Sous un ciel de plomb, le vent gémit,
Cent vingt regards fixés sur le ciment.
Pas lents, hésitants, vers ce donjon noir,
Le cœur battant fort, une étrange peur.
Le temps s'arrête, un instant suspendu,
Les échos du passé, un cri étouffé.
"Qu'y aura-t-il là-bas ? Un mystère, un secret ?"
Les murs semblent murmurer à nos rhétos, un récit inconnu :
"Un matin de septembre 1942, le premier du mois. Nous sommes une trentaine dans un camion boche, sur des bancs. Il pleut, bien... comme il sait pleuvoir à Bruxelles. Par les trous de la bâche, nous apercevons certains bâtiments, certaines rues larges, qui mènent vers Laeken. L'église de Laeken.
Quelqu'un parmi nous murmure : Breendonck !
Breendonck ! un camp dont très peu des nôtres ont entendu parler, et pour cause : on y emprisonne beaucoup, on y libère très, très peu...
Une vague angoisse nous étreint : serait-ce Breendonck, la destination ? Et qu'est-ce que cela signifie ?
On roule, et toujours la pluie qui claque sur le camion. On roule vers... on ne sait. On se tait...
Quelques minutes avant 8 heures ; le camion tourne et s'arrête devant un fort ; c'est ça Breendonck ? Barbelés, coupoles noires, voûtes sombres. On descend du camion. Et tout de suite, brusquement, brutalement : la Kultur allemande !

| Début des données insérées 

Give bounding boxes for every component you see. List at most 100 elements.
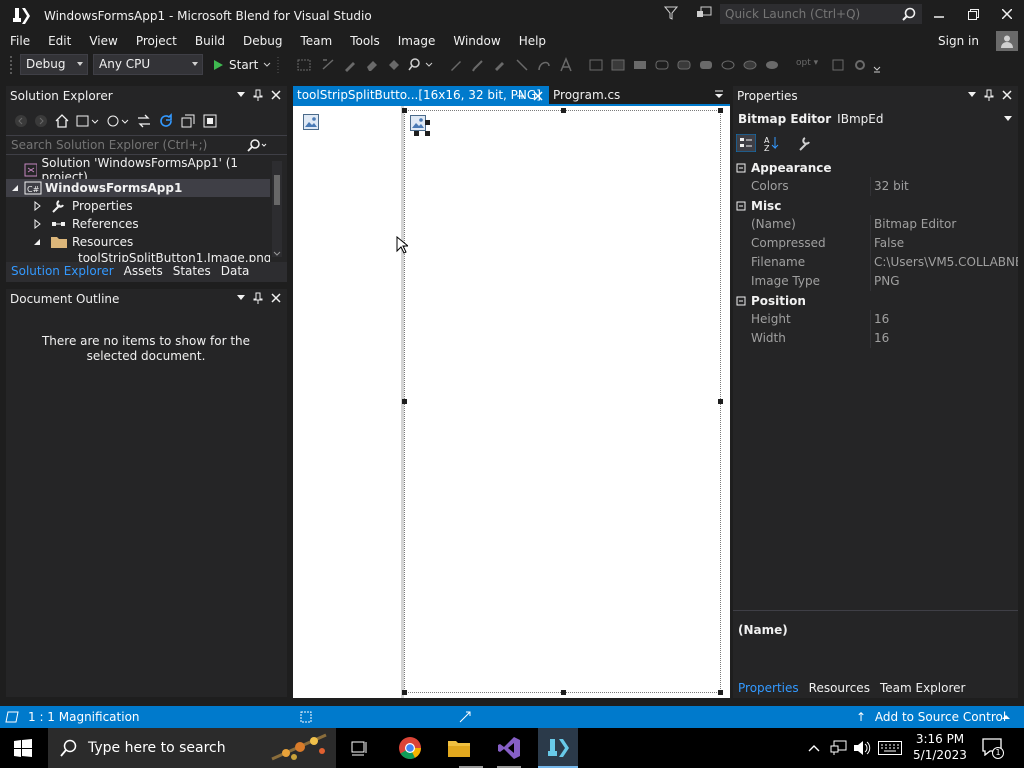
feedback-filter-icon[interactable]: [664, 6, 678, 20]
configuration-dropdown[interactable]: Debug: [20, 54, 88, 75]
tree-item-resources[interactable]: Resources: [6, 233, 270, 251]
touch-keyboard-icon[interactable]: [878, 741, 902, 755]
rect-select-icon[interactable]: [296, 57, 312, 73]
category-appearance[interactable]: Appearance: [733, 158, 1018, 177]
property-filename[interactable]: Filename C:\Users\VM5.COLLABNET: [733, 253, 1018, 272]
tree-scrollbar[interactable]: [272, 161, 282, 257]
transparency-icon[interactable]: [830, 57, 846, 73]
category-misc[interactable]: Misc: [733, 196, 1018, 215]
tree-item-solution[interactable]: Solution 'WindowsFormsApp1' (1 project): [6, 156, 270, 184]
volume-icon[interactable]: [853, 740, 871, 756]
forward-icon[interactable]: [34, 114, 48, 128]
collapse-all-icon[interactable]: [180, 113, 196, 129]
tab-resources[interactable]: Resources: [804, 679, 875, 698]
solution-explorer-search[interactable]: [6, 135, 287, 155]
property-width[interactable]: Width 16: [733, 329, 1018, 348]
solution-explorer-search-input[interactable]: [6, 136, 246, 154]
search-icon[interactable]: [902, 7, 916, 21]
canvas-resize-handle-tr[interactable]: [718, 108, 723, 113]
menu-image[interactable]: Image: [388, 31, 444, 51]
property-height[interactable]: Height 16: [733, 310, 1018, 329]
canvas-resize-handle-b[interactable]: [561, 690, 566, 695]
filled-ellipse-icon[interactable]: [764, 57, 780, 73]
tree-item-image-file[interactable]: toolStripSplitButton1.Image.png: [6, 251, 270, 262]
brush-icon[interactable]: [470, 57, 486, 73]
show-hidden-icons-chevron-icon[interactable]: [808, 744, 820, 752]
close-window-button[interactable]: [996, 4, 1018, 24]
pin-icon[interactable]: [515, 91, 525, 101]
curve-icon[interactable]: [536, 57, 552, 73]
canvas-resize-handle-l[interactable]: [402, 399, 407, 404]
file-explorer-icon[interactable]: [447, 738, 471, 758]
menu-team[interactable]: Team: [290, 31, 340, 51]
ellipse-fill-icon[interactable]: [742, 57, 758, 73]
toolbar-grip[interactable]: [10, 56, 15, 74]
notifications-icon[interactable]: [696, 6, 712, 20]
canvas-resize-handle-r[interactable]: [718, 399, 723, 404]
brush-options-dropdown[interactable]: opt ▾: [796, 58, 818, 68]
zoom-icon[interactable]: [408, 57, 434, 73]
chevron-up-icon[interactable]: [1002, 714, 1010, 720]
chevron-down-icon[interactable]: [237, 92, 245, 98]
tree-item-references[interactable]: References: [6, 215, 270, 233]
windows-start-icon[interactable]: [14, 739, 32, 757]
object-selector[interactable]: Bitmap Editor IBmpEd: [733, 109, 1018, 129]
back-icon[interactable]: [14, 114, 28, 128]
collapse-category-icon[interactable]: [733, 296, 751, 306]
search-icon[interactable]: [246, 138, 268, 152]
bitmap-canvas[interactable]: [404, 110, 721, 693]
collapse-category-icon[interactable]: [733, 201, 751, 211]
tab-program-cs[interactable]: Program.cs: [549, 86, 639, 106]
eraser-icon[interactable]: [364, 57, 380, 73]
tab-solution-explorer[interactable]: Solution Explorer: [6, 262, 119, 282]
line-icon[interactable]: [514, 57, 530, 73]
property-pages-wrench-icon[interactable]: [788, 134, 816, 152]
airbrush-icon[interactable]: [492, 57, 508, 73]
ellipse-icon[interactable]: [720, 57, 736, 73]
menu-file[interactable]: File: [0, 31, 38, 51]
categorized-icon[interactable]: [736, 134, 756, 152]
quick-launch-box[interactable]: [719, 3, 923, 25]
fill-icon[interactable]: [386, 57, 402, 73]
tab-states[interactable]: States: [168, 262, 216, 282]
resize-handle[interactable]: [425, 131, 430, 136]
menu-edit[interactable]: Edit: [38, 31, 79, 51]
blend-taskbar-button[interactable]: [538, 728, 578, 768]
tab-assets[interactable]: Assets: [119, 262, 168, 282]
close-icon[interactable]: [533, 91, 543, 101]
toolbar-overflow-icon[interactable]: [872, 57, 882, 73]
property-compressed[interactable]: Compressed False: [733, 234, 1018, 253]
property-image-type[interactable]: Image Type PNG: [733, 272, 1018, 291]
tree-item-properties[interactable]: Properties: [6, 197, 270, 215]
sync-icon[interactable]: [136, 113, 152, 129]
account-icon[interactable]: [996, 31, 1018, 51]
category-position[interactable]: Position: [733, 291, 1018, 310]
output-window-icon[interactable]: [5, 711, 19, 723]
refresh-icon[interactable]: [158, 113, 174, 129]
resize-handle[interactable]: [414, 131, 419, 136]
resize-handle[interactable]: [425, 120, 430, 125]
chevron-down-icon[interactable]: [237, 295, 245, 301]
close-icon[interactable]: [271, 90, 281, 100]
pin-icon[interactable]: [253, 89, 263, 101]
visual-studio-icon[interactable]: [497, 736, 521, 760]
menu-help[interactable]: Help: [509, 31, 554, 51]
tab-list-dropdown-icon[interactable]: [714, 90, 724, 100]
platform-dropdown[interactable]: Any CPU: [93, 54, 203, 75]
menu-project[interactable]: Project: [126, 31, 185, 51]
minimize-button[interactable]: [928, 4, 950, 24]
tab-data[interactable]: Data: [216, 262, 255, 282]
quick-launch-input[interactable]: [720, 4, 890, 24]
alphabetical-icon[interactable]: AZ: [762, 134, 782, 152]
chevron-down-icon[interactable]: [968, 92, 976, 98]
filled-rounded-rectangle-icon[interactable]: [698, 57, 714, 73]
sign-in-link[interactable]: Sign in: [938, 34, 979, 48]
lasso-select-icon[interactable]: [320, 57, 336, 73]
show-all-files-icon[interactable]: [202, 113, 218, 129]
menu-tools[interactable]: Tools: [340, 31, 388, 51]
pencil-icon[interactable]: [448, 57, 464, 73]
switch-views-icon[interactable]: [76, 113, 100, 129]
color-picker-icon[interactable]: [342, 57, 358, 73]
home-icon[interactable]: [54, 113, 70, 129]
menu-window[interactable]: Window: [443, 31, 508, 51]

Nous sommes reçus par un officier, lieutenant SS, nommé Praus : allemand pur sang, paraît-il, et fixés de suite.
Encore près du camion, nous regardons : cette sombre brute hurle, à vingt mètres de nous ; les plus ignobles injures que comporte un vocabulaire allemand, injures où la scatologie a la place d'honneur !
Cravache levée, rauque, déchaîné,· menaçant :
« Vous êtes ici chez les SS et je vous apprendrai ce que c'est que Breendonck ! »
Le tout avec des insultes, impossibles à reproduire avec une encre honnête.
Et nous croyions avoir compris. Pauvres de nous ! Et la danse commence ...
A coups de pied, coups de poing, nous sommes rangés dans un couloir, face au mur : très près !..."
Extrait de : Lansvreught P et Lemaitre R. (s.d.) Le calvaire de Breendonck. Bruxelles.
Merci de leur montrer ce que l'Homme a de pire en lui et d'espérer que le "plus jamais ça" soit une leçon que jamais ils n'oublient.